Somatic hypermutation drives affinity maturation of Ag-specific Abs. Whereas chickens, sheep, and rabbits use gene conversion to diversify expressed Ig loci, mice and humans were thought to rely solely on untemplated somatic point mutations. In this issue, Dale et al. (p. 1252) demonstrate that somatic hypermutation in murine and human B cells use a gene conversion–like mechanism, referred to as templated mutageneis, to generate somatic variants. This mechanism was shared among human IgM+/IgG+/IgA+ CD138+ plasmablasts. The authors observed linkage disequilibrium between mutations, which inversely relates to the genetic distance between those mutations.
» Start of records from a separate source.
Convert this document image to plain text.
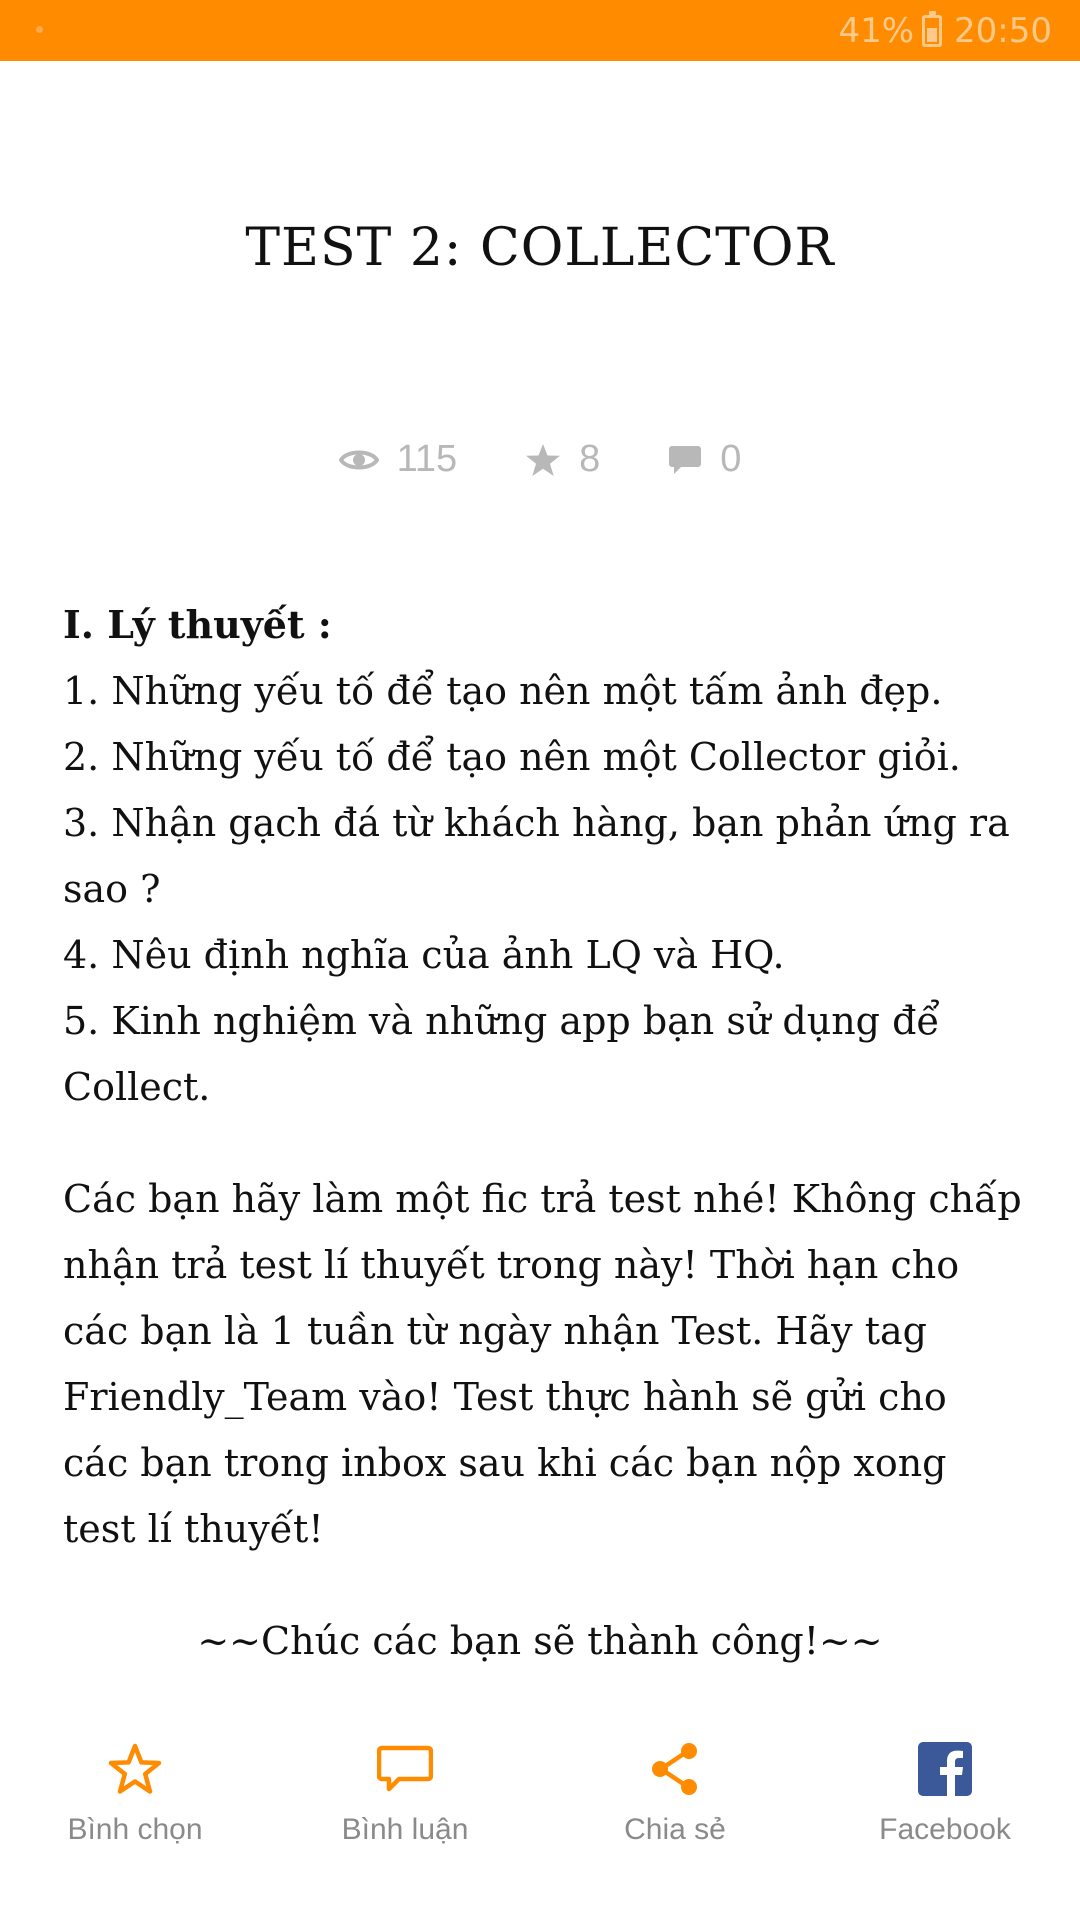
41% 20:50
TEST 2: COLLECTOR
115	8	0

I. Lý thuyết :

1. Những yếu tố để tạo nên một tấm ảnh đẹp.

2. Những yếu tố để tạo nên một Collector giỏi.

3. Nhận gạch đá từ khách hàng, bạn phản ứng ra sao ?

4. Nêu định nghĩa của ảnh LQ và HQ.

5. Kinh nghiệm và những app bạn sử dụng để Collect.

Các bạn hãy làm một fic trả test nhé! Không chấp nhận trả test lí thuyết trong này! Thời hạn cho các bạn là 1 tuần từ ngày nhận Test. Hãy tag Friendly_Team vào! Test thực hành sẽ gửi cho các bạn trong inbox sau khi các bạn nộp xong test lí thuyết!

~~Chúc các bạn sẽ thành công!~~

Bình chọn	Bình luận	Chia sẻ	Facebook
Templated mutagenesis also uses donors from variable segments 5′ to the rearranged VDJ in both mice and humans, as well as from segments on the other allele. Finally, non-Ig sequences placed at the IgH locus mutate such that they share microhomology with tracts from the IgHV repertoire. Together, these studies indicate a role for templated mutageneis during somatic hypermutation of murine and human B cells.
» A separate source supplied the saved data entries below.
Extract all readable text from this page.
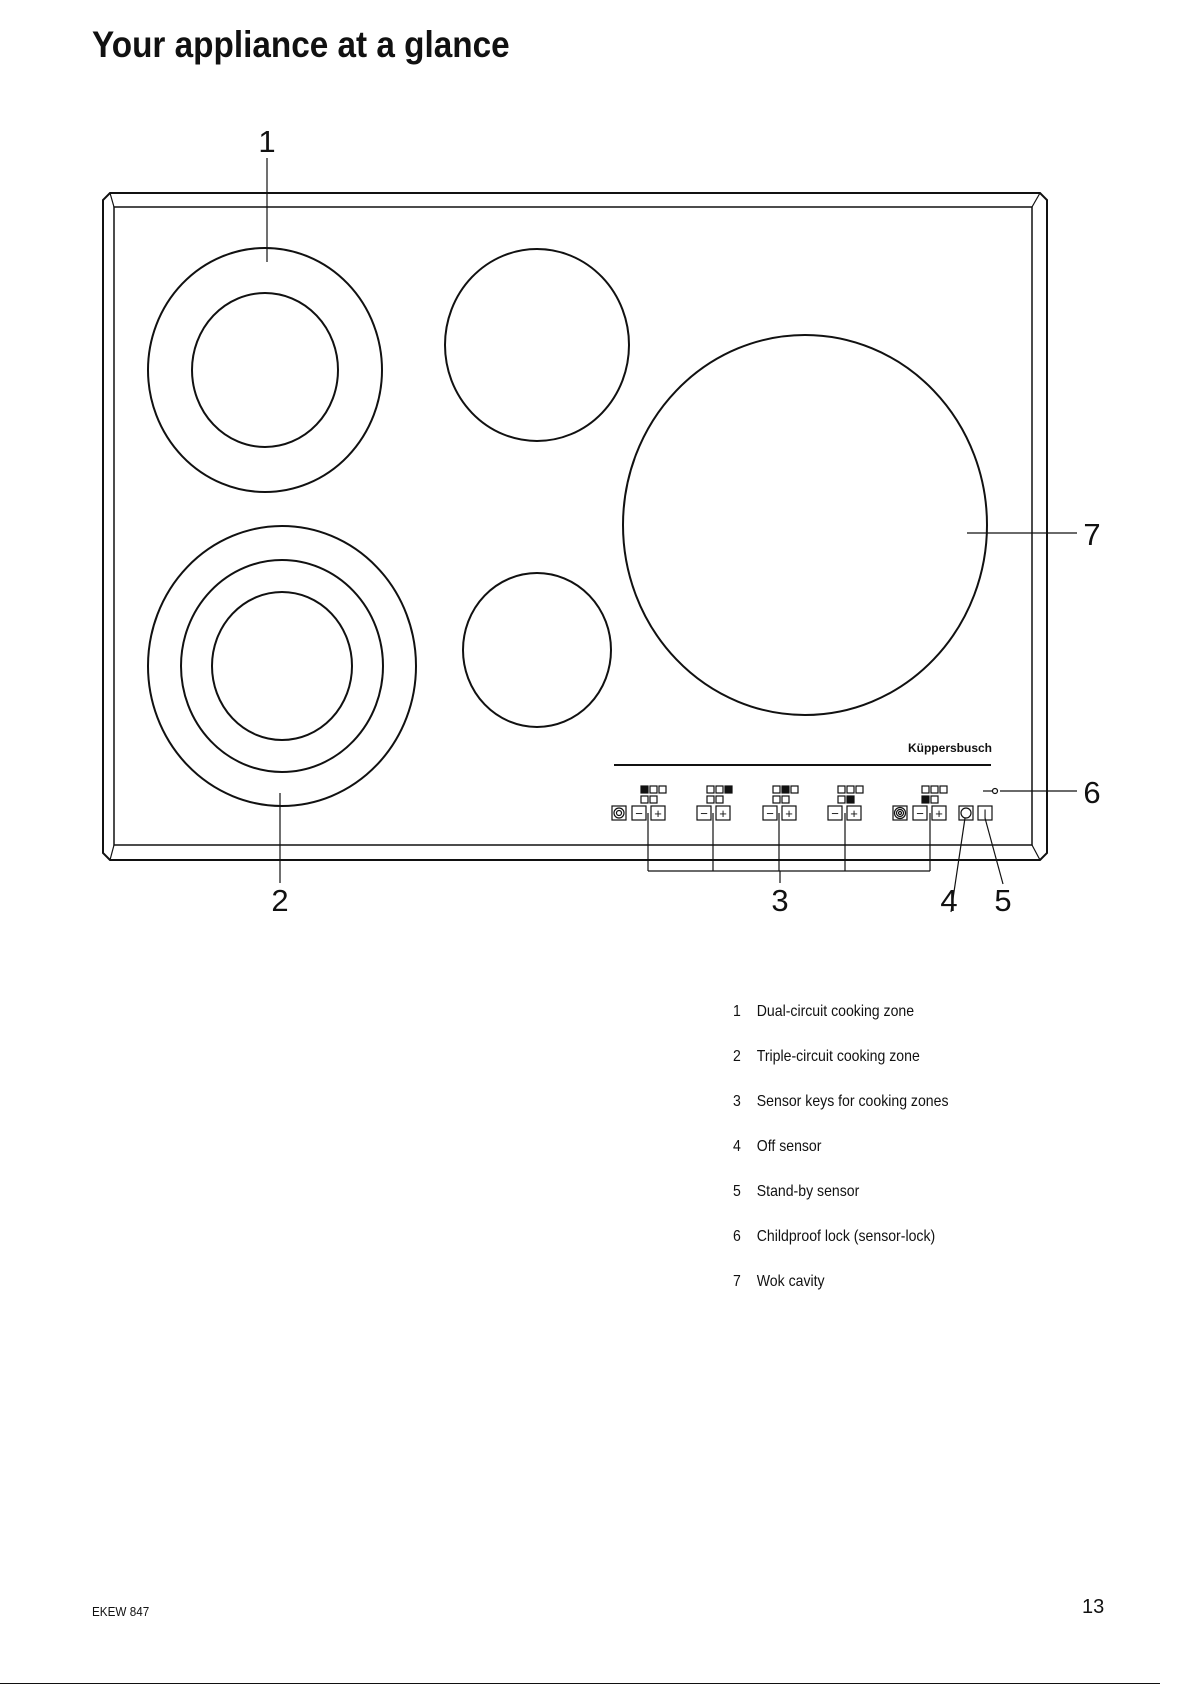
Your appliance at a glance
Küppersbusch
− +	− +	− +	− +	− +	I
1
2	3	4 5
6
7
1 Dual-circuit cooking zone
2 Triple-circuit cooking zone
3 Sensor keys for cooking zones
4 Off sensor
5 Stand-by sensor
6 Childproof lock (sensor-lock)
7 Wok cavity
EKEW 847	13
Sepsis is usually treated with combination of broad-spectrum, high-dose antimicrobials. However, these regimens are not always successful. In this issue, Nowill et al. (p. 1298) induce a shift in adaptive immunity that, in addition to antimicrobial treatment, provides significant protection during sepsis. Therapeutic inoculation with Immune Response Shifter (IRSh), a combination of nine well-defined Ags against which most humans have preformed immune memory, was given to mice on days 0 and 4 following sepsis induction. Additionally, some IRSh-treated mice were given a course of the antibiotic imipenem. IRSh plus imipenem–treated mice showed a significant increase in survival compared with either treatment alone. T cell expansion was observed in the spleens of mice receiving imipenem alone, but a majority of these T cells, particularly the CD8+ subset, was also CD69+, suggesting hyperactivation and a proinflammatory response. Mice treated with both imipenem and IRSh showed a dramatic drop in the CD69+ CD8+ central memory T cells. Additionally, combination therapy reduced activation of naive T cell subsets. Proteomic analysis showed that proinflammatory mediators, molecules involved in cytokine storm, regulatory feedback proteins, and proapoptotic factors were differentially downregulated in surviving animals that received the combination treatment, compared with controls. Together, these data suggest a potentially improved sepsis treatment, in which patients could undergo systemic and repeated reactivation of established memory to reset unfavorable immune responses.